Award winning environmentalist Nicola Peel and campaigner against the Waitrose expansion, which was approved by Horsham District Council (HDC) in 2012, said the village does not need more packaging, waste and traffic.
She said: “I am so pleased to discover the delay on the Waitrose development.
“Hopefully this will give time to see some sense.
“We have chosen to live in the country, not in towns surrounded by shopping malls.
“Life is simpler, slower and ideally the air is cleaner. Why would we need a mega shop when what we have is more than sufficient?
“We really do not need so much choice.
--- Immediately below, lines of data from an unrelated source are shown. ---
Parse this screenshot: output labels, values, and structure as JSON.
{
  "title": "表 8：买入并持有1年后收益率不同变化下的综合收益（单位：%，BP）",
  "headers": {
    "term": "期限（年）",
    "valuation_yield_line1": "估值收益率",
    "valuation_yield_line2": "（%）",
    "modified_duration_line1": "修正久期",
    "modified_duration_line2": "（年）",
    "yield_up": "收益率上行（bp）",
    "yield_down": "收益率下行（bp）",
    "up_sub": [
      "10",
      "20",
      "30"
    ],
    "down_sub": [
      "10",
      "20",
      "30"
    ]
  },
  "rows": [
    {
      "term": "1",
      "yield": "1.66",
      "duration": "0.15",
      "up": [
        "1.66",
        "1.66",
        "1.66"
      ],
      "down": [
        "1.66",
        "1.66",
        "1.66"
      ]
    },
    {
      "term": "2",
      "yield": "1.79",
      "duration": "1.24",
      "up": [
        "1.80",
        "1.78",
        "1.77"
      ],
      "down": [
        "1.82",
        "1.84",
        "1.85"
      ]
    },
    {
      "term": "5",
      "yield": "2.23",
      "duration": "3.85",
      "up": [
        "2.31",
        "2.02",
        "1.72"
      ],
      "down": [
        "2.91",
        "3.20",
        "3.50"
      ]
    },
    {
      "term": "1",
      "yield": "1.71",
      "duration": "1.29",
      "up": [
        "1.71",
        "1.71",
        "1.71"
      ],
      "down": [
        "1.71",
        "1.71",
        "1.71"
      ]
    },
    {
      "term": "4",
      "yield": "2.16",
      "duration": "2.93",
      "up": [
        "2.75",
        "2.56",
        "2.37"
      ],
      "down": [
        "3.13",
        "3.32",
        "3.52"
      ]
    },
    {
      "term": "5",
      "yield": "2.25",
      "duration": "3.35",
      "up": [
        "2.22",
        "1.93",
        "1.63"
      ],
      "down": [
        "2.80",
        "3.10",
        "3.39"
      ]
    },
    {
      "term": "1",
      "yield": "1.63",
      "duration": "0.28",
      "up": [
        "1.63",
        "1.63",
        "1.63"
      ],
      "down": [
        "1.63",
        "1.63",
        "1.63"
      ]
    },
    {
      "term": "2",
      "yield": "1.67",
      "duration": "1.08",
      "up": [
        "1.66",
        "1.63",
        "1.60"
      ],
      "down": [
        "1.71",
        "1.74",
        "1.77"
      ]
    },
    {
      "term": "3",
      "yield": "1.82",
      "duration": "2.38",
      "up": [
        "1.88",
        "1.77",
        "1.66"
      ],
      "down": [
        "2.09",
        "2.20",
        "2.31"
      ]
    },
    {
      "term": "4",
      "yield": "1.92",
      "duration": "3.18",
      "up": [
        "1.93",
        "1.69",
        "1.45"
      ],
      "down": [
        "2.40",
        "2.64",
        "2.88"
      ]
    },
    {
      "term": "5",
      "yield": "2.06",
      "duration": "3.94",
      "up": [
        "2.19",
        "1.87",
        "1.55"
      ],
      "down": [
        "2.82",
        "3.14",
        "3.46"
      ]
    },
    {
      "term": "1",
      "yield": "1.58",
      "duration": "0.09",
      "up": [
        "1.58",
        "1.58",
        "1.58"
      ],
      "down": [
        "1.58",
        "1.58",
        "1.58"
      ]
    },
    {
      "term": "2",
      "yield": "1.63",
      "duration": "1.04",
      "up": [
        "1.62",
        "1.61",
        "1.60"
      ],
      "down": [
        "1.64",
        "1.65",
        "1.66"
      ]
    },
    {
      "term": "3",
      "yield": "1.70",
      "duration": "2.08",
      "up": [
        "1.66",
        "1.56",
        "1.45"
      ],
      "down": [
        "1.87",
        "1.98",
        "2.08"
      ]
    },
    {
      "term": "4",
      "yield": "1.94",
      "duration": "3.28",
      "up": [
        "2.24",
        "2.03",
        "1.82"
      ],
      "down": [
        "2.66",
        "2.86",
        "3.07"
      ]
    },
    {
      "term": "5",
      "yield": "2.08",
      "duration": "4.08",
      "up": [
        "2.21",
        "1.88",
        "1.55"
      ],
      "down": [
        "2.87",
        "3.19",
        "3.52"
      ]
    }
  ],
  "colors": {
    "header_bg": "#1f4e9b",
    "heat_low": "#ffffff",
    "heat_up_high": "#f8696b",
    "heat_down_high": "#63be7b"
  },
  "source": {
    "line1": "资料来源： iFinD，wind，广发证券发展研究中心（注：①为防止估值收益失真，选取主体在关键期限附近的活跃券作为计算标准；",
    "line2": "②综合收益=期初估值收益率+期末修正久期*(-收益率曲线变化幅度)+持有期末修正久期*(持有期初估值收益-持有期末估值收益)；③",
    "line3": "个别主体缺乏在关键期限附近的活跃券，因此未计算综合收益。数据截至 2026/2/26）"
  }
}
Nor does the world need more packaging, more waste, more transportation and endlessly more stuff.”
Last year, the Pulborough resident won ‘Campaigner of the Year’ in the People’s Environment Awards (PEA), but recently lost out to the prize for the Observer Ethical Awards 2014 to Dr Brian May, Queen guitarist and wildlife campaigner.
Nicola has been a campaigner against the Waitrose expansion, concerned that it will attract more pollution to the village.
She continued: “Storrington already experiences at times heavy traffic congestion, do we want more?
“The air is known to be one of the most polluted places in the South, is this really true? Would more shoppers and more traffic help this?’’
According to the Daily Air Quality Index, produced by the Department for Environment, Food and Rural Affairs (DEFRA) earlier this year, air pollution in towns and villages across the South East is at Level 8 or higher with Storrington at Level 9 - just one point off the worst possible level.
“So far I have yet to meet one local person who actually wants this development. Interesting as the councillors are supposed to represent ‘we the people’,” said Nicola.
“So let’s just take a while to reconsider whether we need more and more and more and more stuff. Small is beautiful. Let’s keep Storrington that way.”